Ao receber a demanda pelo canal de atendimento, a equipe se propôs a buscar o modelo em todas as lojas e fábricas. Tratava-se de um peep toe branco, esgotado nas lojas físicas e virtuais há mais de três anos.

“Qualquer outra marca diria a essa cliente que era só um peep toe branco, e existem milhares por aí. Mas, resgatamos o modelo, fomos até à fábrica e produzimos uma peça exclusivamente para ela e a personalizamos com os nomes do casal e data do evento”, diz.

CLIENTE MIRIM

Pelas redes sociais, a equipe de atendimento conheceu a história de Mel, uma criança que mencionava em seu Instagram que adorava os sapatos e bolsas da Schultz, e sonhava em um dia poder usá-los, já que a marca não atendia a numeração infantil.
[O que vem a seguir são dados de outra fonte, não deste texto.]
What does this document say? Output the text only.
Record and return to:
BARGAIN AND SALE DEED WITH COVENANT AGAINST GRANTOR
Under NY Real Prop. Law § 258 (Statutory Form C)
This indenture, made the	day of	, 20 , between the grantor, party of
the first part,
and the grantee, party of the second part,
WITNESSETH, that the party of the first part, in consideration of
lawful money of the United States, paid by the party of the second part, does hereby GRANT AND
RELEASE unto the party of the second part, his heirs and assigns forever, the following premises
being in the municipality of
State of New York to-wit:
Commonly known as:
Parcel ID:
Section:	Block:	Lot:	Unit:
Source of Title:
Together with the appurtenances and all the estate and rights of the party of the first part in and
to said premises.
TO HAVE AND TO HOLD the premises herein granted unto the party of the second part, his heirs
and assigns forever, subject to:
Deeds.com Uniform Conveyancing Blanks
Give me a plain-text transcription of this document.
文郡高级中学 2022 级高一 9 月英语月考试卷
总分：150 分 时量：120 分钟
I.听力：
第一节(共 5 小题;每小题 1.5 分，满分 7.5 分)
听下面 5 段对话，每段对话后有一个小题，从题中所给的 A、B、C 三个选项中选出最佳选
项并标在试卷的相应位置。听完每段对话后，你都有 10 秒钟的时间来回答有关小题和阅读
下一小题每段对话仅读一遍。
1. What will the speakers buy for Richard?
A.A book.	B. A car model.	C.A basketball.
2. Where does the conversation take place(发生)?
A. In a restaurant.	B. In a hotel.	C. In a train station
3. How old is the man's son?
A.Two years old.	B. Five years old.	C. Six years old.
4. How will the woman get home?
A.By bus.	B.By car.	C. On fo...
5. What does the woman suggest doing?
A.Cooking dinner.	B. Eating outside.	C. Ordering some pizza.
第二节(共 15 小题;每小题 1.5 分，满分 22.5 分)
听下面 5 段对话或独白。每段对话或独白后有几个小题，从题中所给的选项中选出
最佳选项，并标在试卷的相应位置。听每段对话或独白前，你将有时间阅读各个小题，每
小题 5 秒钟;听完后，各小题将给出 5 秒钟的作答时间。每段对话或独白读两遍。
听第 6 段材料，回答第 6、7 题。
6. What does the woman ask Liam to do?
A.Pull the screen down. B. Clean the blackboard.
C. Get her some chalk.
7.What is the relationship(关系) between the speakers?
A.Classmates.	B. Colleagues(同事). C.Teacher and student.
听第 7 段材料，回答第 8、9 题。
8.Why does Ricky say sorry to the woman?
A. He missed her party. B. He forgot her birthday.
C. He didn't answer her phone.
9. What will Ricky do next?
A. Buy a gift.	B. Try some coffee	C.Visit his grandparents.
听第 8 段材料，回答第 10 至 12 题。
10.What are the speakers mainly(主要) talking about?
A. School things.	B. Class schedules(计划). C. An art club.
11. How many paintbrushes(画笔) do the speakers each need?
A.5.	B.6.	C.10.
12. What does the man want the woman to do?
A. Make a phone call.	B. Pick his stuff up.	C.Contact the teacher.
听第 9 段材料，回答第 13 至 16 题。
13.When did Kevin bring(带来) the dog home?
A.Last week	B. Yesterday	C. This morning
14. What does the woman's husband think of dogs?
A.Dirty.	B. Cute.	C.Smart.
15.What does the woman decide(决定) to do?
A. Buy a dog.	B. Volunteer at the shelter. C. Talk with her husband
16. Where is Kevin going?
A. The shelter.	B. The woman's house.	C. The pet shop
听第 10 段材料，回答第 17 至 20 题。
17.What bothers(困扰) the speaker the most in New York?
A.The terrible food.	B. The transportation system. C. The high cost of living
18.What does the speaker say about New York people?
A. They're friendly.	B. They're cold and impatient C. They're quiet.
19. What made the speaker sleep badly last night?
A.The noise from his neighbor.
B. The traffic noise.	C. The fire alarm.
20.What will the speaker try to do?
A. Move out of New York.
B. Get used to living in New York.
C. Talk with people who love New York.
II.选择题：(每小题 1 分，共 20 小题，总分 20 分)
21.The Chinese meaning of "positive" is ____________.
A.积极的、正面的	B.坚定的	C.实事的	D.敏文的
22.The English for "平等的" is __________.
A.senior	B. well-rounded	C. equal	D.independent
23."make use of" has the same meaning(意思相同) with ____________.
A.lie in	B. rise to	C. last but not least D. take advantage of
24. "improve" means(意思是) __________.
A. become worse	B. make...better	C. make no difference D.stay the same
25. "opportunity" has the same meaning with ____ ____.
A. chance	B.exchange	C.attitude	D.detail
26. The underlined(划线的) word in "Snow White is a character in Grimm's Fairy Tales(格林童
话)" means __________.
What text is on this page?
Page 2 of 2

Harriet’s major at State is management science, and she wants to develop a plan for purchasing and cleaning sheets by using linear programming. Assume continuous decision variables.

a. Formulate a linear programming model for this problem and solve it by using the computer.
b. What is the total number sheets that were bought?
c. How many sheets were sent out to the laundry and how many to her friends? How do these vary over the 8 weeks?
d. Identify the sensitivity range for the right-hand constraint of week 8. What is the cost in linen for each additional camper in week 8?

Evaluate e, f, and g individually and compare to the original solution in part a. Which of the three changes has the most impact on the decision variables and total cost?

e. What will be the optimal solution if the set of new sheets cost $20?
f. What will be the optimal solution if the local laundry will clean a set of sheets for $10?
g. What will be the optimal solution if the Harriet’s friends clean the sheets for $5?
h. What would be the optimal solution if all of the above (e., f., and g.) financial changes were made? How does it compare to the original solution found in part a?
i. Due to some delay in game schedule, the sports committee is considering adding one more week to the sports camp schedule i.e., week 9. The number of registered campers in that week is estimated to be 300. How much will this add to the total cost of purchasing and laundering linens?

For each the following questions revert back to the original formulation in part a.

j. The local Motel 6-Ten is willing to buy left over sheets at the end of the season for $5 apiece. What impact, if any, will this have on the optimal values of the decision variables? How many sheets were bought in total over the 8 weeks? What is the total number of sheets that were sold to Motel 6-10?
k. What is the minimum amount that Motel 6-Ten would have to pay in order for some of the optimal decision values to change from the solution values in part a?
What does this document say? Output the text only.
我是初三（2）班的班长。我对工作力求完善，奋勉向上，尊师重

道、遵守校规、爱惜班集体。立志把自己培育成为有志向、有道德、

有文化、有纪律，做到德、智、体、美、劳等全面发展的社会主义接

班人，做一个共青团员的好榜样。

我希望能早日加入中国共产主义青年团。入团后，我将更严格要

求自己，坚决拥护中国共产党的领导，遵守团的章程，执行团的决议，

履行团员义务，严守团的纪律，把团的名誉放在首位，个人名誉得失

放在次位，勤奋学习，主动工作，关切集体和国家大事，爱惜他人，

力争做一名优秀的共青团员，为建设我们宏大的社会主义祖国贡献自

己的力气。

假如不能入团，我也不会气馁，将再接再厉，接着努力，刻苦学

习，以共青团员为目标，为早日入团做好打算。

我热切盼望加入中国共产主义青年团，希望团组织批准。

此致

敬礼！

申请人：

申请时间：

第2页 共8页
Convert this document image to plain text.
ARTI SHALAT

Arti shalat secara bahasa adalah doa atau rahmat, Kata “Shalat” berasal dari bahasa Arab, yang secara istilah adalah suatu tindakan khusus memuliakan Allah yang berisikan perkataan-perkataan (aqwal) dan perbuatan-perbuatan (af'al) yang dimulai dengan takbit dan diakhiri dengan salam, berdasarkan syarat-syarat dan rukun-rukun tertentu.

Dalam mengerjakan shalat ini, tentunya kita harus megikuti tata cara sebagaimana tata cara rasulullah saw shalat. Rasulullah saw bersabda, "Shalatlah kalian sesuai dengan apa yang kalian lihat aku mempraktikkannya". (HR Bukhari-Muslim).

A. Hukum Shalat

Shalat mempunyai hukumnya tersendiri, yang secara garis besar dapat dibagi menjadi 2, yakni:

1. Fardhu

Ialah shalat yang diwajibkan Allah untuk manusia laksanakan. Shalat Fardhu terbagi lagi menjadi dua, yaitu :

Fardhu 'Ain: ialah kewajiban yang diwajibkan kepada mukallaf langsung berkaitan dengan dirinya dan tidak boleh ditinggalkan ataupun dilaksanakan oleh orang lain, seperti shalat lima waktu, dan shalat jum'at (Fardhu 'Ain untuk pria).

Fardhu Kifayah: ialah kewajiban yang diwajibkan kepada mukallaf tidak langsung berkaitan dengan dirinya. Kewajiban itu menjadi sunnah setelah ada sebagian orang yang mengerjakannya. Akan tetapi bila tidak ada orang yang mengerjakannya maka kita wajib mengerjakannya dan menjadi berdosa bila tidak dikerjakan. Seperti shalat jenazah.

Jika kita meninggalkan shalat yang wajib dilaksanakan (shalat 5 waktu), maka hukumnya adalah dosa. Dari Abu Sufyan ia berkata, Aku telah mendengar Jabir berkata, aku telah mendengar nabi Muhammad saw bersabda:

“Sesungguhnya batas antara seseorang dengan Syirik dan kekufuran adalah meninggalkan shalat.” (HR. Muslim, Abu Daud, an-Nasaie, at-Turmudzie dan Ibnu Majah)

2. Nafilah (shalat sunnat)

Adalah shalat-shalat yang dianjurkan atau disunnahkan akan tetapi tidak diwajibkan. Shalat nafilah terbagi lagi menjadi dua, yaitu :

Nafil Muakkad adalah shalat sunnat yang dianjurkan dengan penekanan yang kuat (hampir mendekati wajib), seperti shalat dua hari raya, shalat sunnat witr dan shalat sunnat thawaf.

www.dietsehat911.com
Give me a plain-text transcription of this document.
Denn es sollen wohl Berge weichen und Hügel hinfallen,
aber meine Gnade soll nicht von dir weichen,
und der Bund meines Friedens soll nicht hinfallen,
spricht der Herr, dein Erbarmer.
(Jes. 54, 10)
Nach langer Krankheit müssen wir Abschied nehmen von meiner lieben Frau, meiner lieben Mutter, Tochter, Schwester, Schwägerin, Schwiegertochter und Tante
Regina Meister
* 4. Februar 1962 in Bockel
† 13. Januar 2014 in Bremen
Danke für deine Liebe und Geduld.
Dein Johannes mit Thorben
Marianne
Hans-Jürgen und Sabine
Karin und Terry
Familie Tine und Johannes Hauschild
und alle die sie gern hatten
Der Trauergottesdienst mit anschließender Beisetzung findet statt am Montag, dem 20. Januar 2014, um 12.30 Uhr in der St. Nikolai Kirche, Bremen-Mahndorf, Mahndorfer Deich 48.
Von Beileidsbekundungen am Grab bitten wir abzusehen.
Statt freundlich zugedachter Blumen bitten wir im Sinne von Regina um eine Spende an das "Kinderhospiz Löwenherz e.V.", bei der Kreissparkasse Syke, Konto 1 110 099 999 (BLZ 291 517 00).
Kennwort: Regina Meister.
Na época, Mel vivia hospitalizada em tratamento contra o câncer, enquanto aguardava um transplante de medula óssea.

Ao saber da história, Chaves e sua equipe se uniram à produção da Schultz para desenvolver um sapato especial para sua numeração, algo inédito para a empresa.

Acompanhado de parte do time, Chaves levou o presente pessoalmente a Mel – todos vestidos de unicórnio, tema que a menina adorava.

“Mantivemos contato e quando ela conseguiu o transplante nos enviou uma mensagem contando em primeira mão. Ela não avisou a amiga, a família, ela escolheu a marca para contar em primeiro lugar”, diz.

CAMA DE GATO

Em uma das directs (mensagens privadas enviadas pelo Instagram) abertas pela equipe, uma chamou a atenção. De uma forma lúdica, o perfil dos gatos Margot e Abel denunciava que as caixas de sapatos da Anacapri, que serviam de cama, haviam diminuído. Em um post do perfil, a gata aparecia tentando entrar na caixa da marca e já não cabendo mais.

A publicação dizia o seguinte: Denúncia contra a @anacaprioficial! Uma falta de respeito com o consumidor diminuir o tamanho das caixas, tem gente falando que eu engordei!

Com quase 40 mil seguidores, a postagem recebeu dezenas de comentários bem-humorados citando a marca e foi vista por uma das integrantes do atendimento da Anacapri.

Com a autonomia dada à equipe, a colaboradora decidiu produzir uma cama personalizada para a Margot – costurou pequenas almofadas em caixas maiores e as personalizou com os nomes dos gatos.

Assim que recebeu o presente, a responsável pelos gatos fez uma nova postagem que dizia: “Para tudo e vem morrer com a gente! Há uma semana postamos a denúncia do Abel, de que as caixas da @anacaprioficial encolheram! Como o lema da empresa é conforto, eles mandaram duas camas/caixas king size, com direito a cartinha e almofada! O que você achou da atitude?”

Novamente a postagem trouxe muitas interações e engajamento com a marca.